8 of 49 comments (clear)

  1. What? by jhoegl · · Score: 4, Insightful

    Why do I have to decrypt the summary?

    1. Re:What? by Baloroth · · Score: 5, Informative

      SRAM looses coherency in a statistically predictable pattern for a few seconds/minutes after it looses power. That means an otherwise powerless and clockless RFID chip can detect when it was powered on recently, and deny access attempts until at least a few seconds after the last access, rendering brute-force attempts vastly less practical (those normally use thousands of access attempts a second). Also, potentially annoying the hell out of anyone for whom the card doesn't work the first time, but security has always been a tradeoff with practicality (and if it is just a matter of seconds, not a huge deal).

      --
      "None can love freedom heartily, but good men; the rest love not freedom, but license." --John Milton
  2. Neat trick... by fuzzyfuzzyfungus · · Score: 3, Interesting

    Taking advantage of the (statistically) predictable decay rate of data stored in the RFID's SRAM is a cute trick for rough timekeeping, I have to admit.

    It makes me wonder, though, and some perfunctory googling isn't giving me the immediate gratification that I demand, is there anything reasonably practical that could modify the decay rate for SRAM, ideally in a way that would be practical for an attack? Does a strong magnetic field affect contemporary transistors in any useful way? Would a hit of radiation before each attack attempt sufficiently scramble the RAM contents before it also scrambled the nonvolatile memory storing the secret being attacked?

    1. Re:Neat trick... by fredprado · · Score: 2

      If you keep it hot but within working parameters that should do the trick. Working temperature ideally shouldn't get higher than 70 C.

    2. Re:Neat trick... by Baloroth · · Score: 3, Informative

      If the attacked has lengthy, exclusive access to the chip and sufficiently advanced resources, basically nothing will stop them cracking it. This technique is simply a software added trick that can be used with cheap existing RFID technology to prevent drive-by attacks, not dedicated cracking. The key is "cheap": nearly free, in fact, rather than a more complicated method (my first thought was to use a simple RCI circuit to detect if the card has had power in the last few seconds to achieve the same effect as this, but that of course would add complexity and cost and most importantly couldn't be used with existing chips. Also potentially crackable, but it would help).

      --
      "None can love freedom heartily, but good men; the rest love not freedom, but license." --John Milton
  3. First Officer, report! by MobileTatsu-NJG · · Score: 3, Funny

    Just like putting too much air into a balloon.

    --

    "I like to lick butts!" by MobileTatsu-NJG (#32700246) (Score:5, Informative)

  4. Re:Sounds like BS to me by Anonymous Coward · · Score: 3, Insightful

    Unlike your top of line PC, there are a lot of constraints on an embedded chip especially one that cost pennies, can run on energy from the RF near field and amount of computation. Unlike white board software, this is real world Engineering where there is a trade-off between constraints/requirement/economic/physical that are opposite to each other. So might want to not mouth off without knowing the subject.

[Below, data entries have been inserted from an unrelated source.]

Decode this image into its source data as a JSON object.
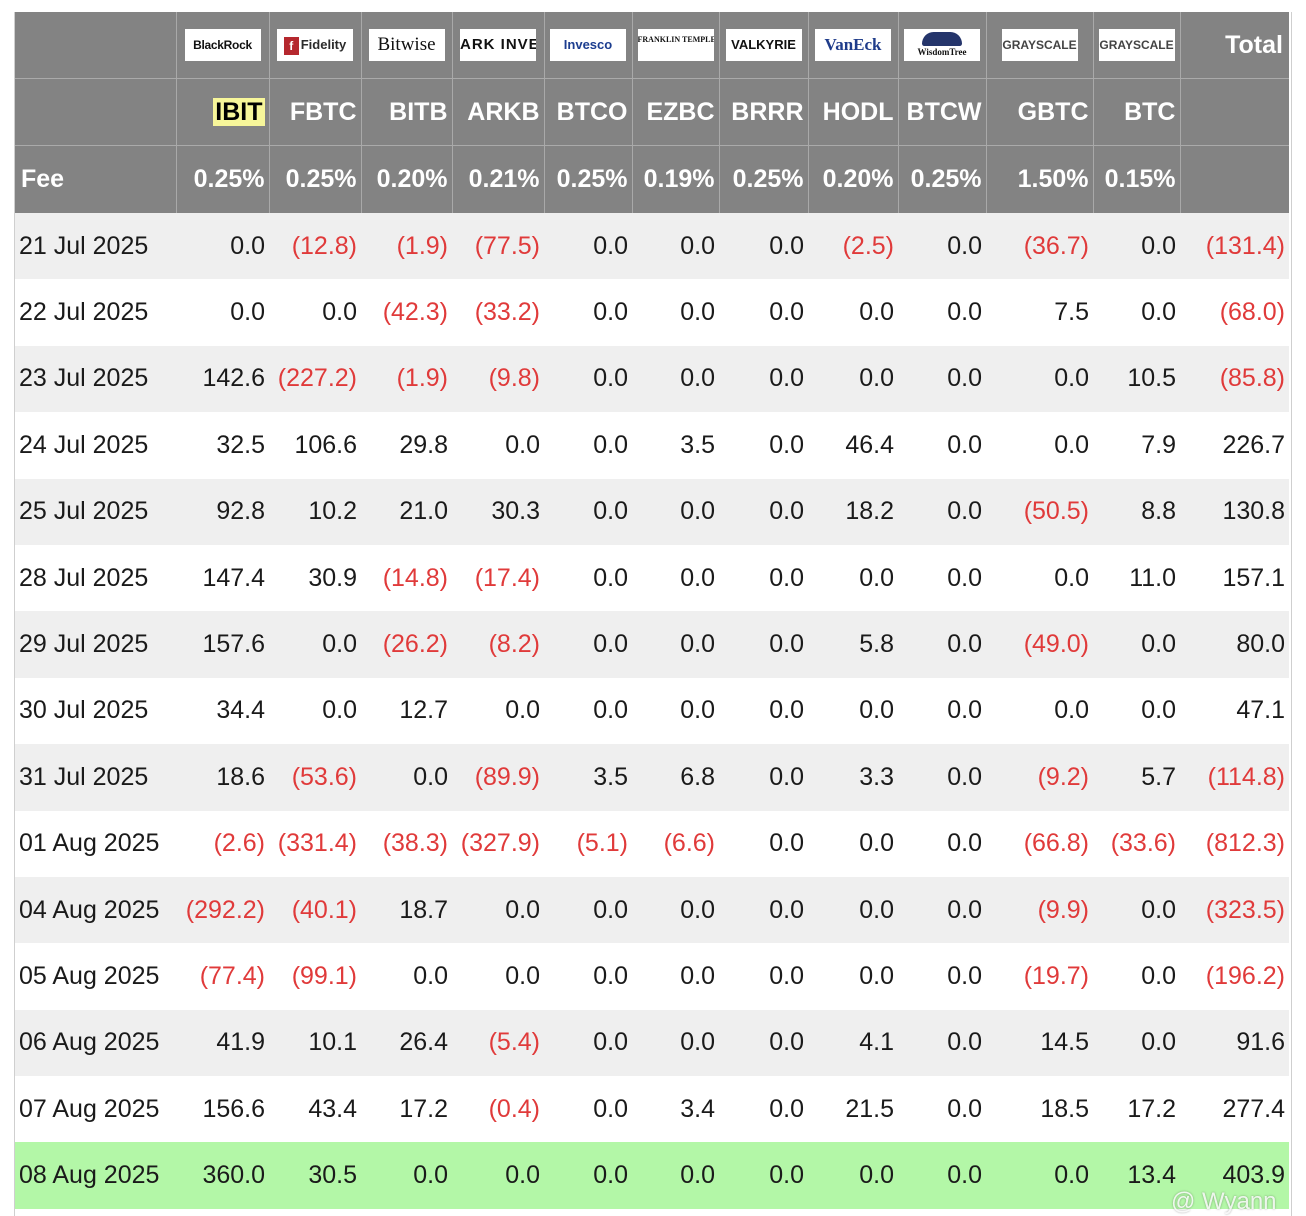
{
  "logos": {
    "IBIT": "BlackRock",
    "FBTC": "Fidelity",
    "BITB": "Bitwise",
    "ARKB": "ARK INVEST",
    "BTCO": "Invesco",
    "EZBC": "FRANKLIN TEMPLETON",
    "BRRR": "VALKYRIE",
    "HODL": "VanEck",
    "BTCW": "WisdomTree",
    "GBTC": "GRAYSCALE",
    "BTC": "GRAYSCALE"
  },
  "total_label": "Total",
  "fee_label": "Fee",
  "tickers": [
    "IBIT",
    "FBTC",
    "BITB",
    "ARKB",
    "BTCO",
    "EZBC",
    "BRRR",
    "HODL",
    "BTCW",
    "GBTC",
    "BTC"
  ],
  "fees": [
    "0.25%",
    "0.25%",
    "0.20%",
    "0.21%",
    "0.25%",
    "0.19%",
    "0.25%",
    "0.20%",
    "0.25%",
    "1.50%",
    "0.15%"
  ],
  "rows": [
    {
      "date": "21 Jul 2025",
      "values": [
        "0.0",
        "(12.8)",
        "(1.9)",
        "(77.5)",
        "0.0",
        "0.0",
        "0.0",
        "(2.5)",
        "0.0",
        "(36.7)",
        "0.0",
        "(131.4)"
      ]
    },
    {
      "date": "22 Jul 2025",
      "values": [
        "0.0",
        "0.0",
        "(42.3)",
        "(33.2)",
        "0.0",
        "0.0",
        "0.0",
        "0.0",
        "0.0",
        "7.5",
        "0.0",
        "(68.0)"
      ]
    },
    {
      "date": "23 Jul 2025",
      "values": [
        "142.6",
        "(227.2)",
        "(1.9)",
        "(9.8)",
        "0.0",
        "0.0",
        "0.0",
        "0.0",
        "0.0",
        "0.0",
        "10.5",
        "(85.8)"
      ]
    },
    {
      "date": "24 Jul 2025",
      "values": [
        "32.5",
        "106.6",
        "29.8",
        "0.0",
        "0.0",
        "3.5",
        "0.0",
        "46.4",
        "0.0",
        "0.0",
        "7.9",
        "226.7"
      ]
    },
    {
      "date": "25 Jul 2025",
      "values": [
        "92.8",
        "10.2",
        "21.0",
        "30.3",
        "0.0",
        "0.0",
        "0.0",
        "18.2",
        "0.0",
        "(50.5)",
        "8.8",
        "130.8"
      ]
    },
    {
      "date": "28 Jul 2025",
      "values": [
        "147.4",
        "30.9",
        "(14.8)",
        "(17.4)",
        "0.0",
        "0.0",
        "0.0",
        "0.0",
        "0.0",
        "0.0",
        "11.0",
        "157.1"
      ]
    },
    {
      "date": "29 Jul 2025",
      "values": [
        "157.6",
        "0.0",
        "(26.2)",
        "(8.2)",
        "0.0",
        "0.0",
        "0.0",
        "5.8",
        "0.0",
        "(49.0)",
        "0.0",
        "80.0"
      ]
    },
    {
      "date": "30 Jul 2025",
      "values": [
        "34.4",
        "0.0",
        "12.7",
        "0.0",
        "0.0",
        "0.0",
        "0.0",
        "0.0",
        "0.0",
        "0.0",
        "0.0",
        "47.1"
      ]
    },
    {
      "date": "31 Jul 2025",
      "values": [
        "18.6",
        "(53.6)",
        "0.0",
        "(89.9)",
        "3.5",
        "6.8",
        "0.0",
        "3.3",
        "0.0",
        "(9.2)",
        "5.7",
        "(114.8)"
      ]
    },
    {
      "date": "01 Aug 2025",
      "values": [
        "(2.6)",
        "(331.4)",
        "(38.3)",
        "(327.9)",
        "(5.1)",
        "(6.6)",
        "0.0",
        "0.0",
        "0.0",
        "(66.8)",
        "(33.6)",
        "(812.3)"
      ]
    },
    {
      "date": "04 Aug 2025",
      "values": [
        "(292.2)",
        "(40.1)",
        "18.7",
        "0.0",
        "0.0",
        "0.0",
        "0.0",
        "0.0",
        "0.0",
        "(9.9)",
        "0.0",
        "(323.5)"
      ]
    },
    {
      "date": "05 Aug 2025",
      "values": [
        "(77.4)",
        "(99.1)",
        "0.0",
        "0.0",
        "0.0",
        "0.0",
        "0.0",
        "0.0",
        "0.0",
        "(19.7)",
        "0.0",
        "(196.2)"
      ]
    },
    {
      "date": "06 Aug 2025",
      "values": [
        "41.9",
        "10.1",
        "26.4",
        "(5.4)",
        "0.0",
        "0.0",
        "0.0",
        "4.1",
        "0.0",
        "14.5",
        "0.0",
        "91.6"
      ]
    },
    {
      "date": "07 Aug 2025",
      "values": [
        "156.6",
        "43.4",
        "17.2",
        "(0.4)",
        "0.0",
        "3.4",
        "0.0",
        "21.5",
        "0.0",
        "18.5",
        "17.2",
        "277.4"
      ]
    },
    {
      "date": "08 Aug 2025",
      "values": [
        "360.0",
        "30.5",
        "0.0",
        "0.0",
        "0.0",
        "0.0",
        "0.0",
        "0.0",
        "0.0",
        "0.0",
        "13.4",
        "403.9"
      ]
    }
  ],
  "highlight_row": 14,
  "colors": {
    "header": "#838383",
    "negative": "#e03a3a",
    "highlight_row": "#b3f7a7",
    "highlight_ticker": "#f7f69a",
    "alt_row": "#efefef"
  },
  "watermark": "@ Wyann"
}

    The chip is also highly observable and a lot of information can be deduced from the amount of time for the processing and power profile during execution.

  5. Re:Sounds like BS to me by gman003 · · Score: 2

    Which makes it harder, actually.

    The "trick" is basically the card using the slow decay of unpowered memory to detect if the card has been powered on recently, and if so, force a small delay. The goal is basically to limit the rate of attacks with minimal impact on proper use (if the card reads properly every time, this has near-zero impact on proper use - it might annoy a bit if your card doesn't read right, having to wait a second or two to swipe again, but that's neither a terribly common case nor a significant impact on real users).

    Chilling it actually makes it worse for you, as the card will detect itself as "having been powered up recently" for longer than it would normally, so you limit your attack rate even more.